Italian steel companies battle for survival
Italian steel bosses are worried about expropriation due to numerous legal tussles they are facing.
Industry sources said that Italy’s Ilva, Europe’s largest steel plant, is planning to restart a furnace to boost production from late October, unaffected by a court ordered freeze on assets of its owner, the Riva family.
Two sources with knowledge of the situation said that the southern Italian plant, at the centre of a lengthy environmental scandal, will restart a blast furnace with a capacity of about 2 million tonnes per year, which will allow it to increase annual production to around 7.5 million tonnes.
Unlike Ilva, sister company Riva Acciaio halted operations at plants in northern Italy last week and sent home 1,400 workers after its funds were frozen as part of a probe into alleged environmental crimes at Ilva. Both Ilva and Riva Acciaio belong to the Riva family.
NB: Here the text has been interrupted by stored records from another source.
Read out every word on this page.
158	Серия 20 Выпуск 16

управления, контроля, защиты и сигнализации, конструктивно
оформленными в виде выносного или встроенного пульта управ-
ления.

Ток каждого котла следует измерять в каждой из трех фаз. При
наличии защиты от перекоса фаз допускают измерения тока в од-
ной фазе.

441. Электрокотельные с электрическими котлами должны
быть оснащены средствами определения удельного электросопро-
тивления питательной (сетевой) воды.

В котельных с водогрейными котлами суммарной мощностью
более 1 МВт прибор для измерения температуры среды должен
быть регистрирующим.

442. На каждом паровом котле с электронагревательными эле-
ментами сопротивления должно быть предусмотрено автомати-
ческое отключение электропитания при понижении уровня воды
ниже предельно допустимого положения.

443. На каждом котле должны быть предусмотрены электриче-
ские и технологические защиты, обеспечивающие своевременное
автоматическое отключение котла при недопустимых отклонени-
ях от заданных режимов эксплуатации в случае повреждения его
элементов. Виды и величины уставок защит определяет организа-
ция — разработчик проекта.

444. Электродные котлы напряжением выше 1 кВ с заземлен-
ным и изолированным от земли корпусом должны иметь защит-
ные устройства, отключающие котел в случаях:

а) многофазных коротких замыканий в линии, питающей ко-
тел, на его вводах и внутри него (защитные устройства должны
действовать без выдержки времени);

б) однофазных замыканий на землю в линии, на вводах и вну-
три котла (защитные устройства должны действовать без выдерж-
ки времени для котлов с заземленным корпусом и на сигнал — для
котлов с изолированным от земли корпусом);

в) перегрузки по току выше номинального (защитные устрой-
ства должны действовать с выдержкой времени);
Earlier this year, tax police said they would seize assets worth EUR 8.1 billion from the Riva family, and a seizure order stemming from the proceedings was handed to Riva Acciaio last week, blocking its banking operations.
The halt at Riva Acciaio, which produces around 1.5 million tonnes of long steel products a year, is damaging steelmakers and their suppliers, whose combined annual turnover from the domestic market alone amounts to EUR 1.8 billion Italian business lobby Confindustria said.
One of the source said that “Ilva has not been affected by the latest seizure. It is currently running with two out of its five furnaces, and it will restart a third furnace in October.”
Sources said that two Ilva affiliates Taranto Energia and Ilva Servizi Marittimi which provide energy and shipping services to the steel operation, were included in last week’s seizure, but this has had no immediate impact on Ilva’s output.
The second sources said that “They have blocked the bank account of Taranto Energia, which made it impossible (for Taranto) to pay wages, but Ilva has guaranteed the company’s payments (including the wages), so there is no immediate impact.”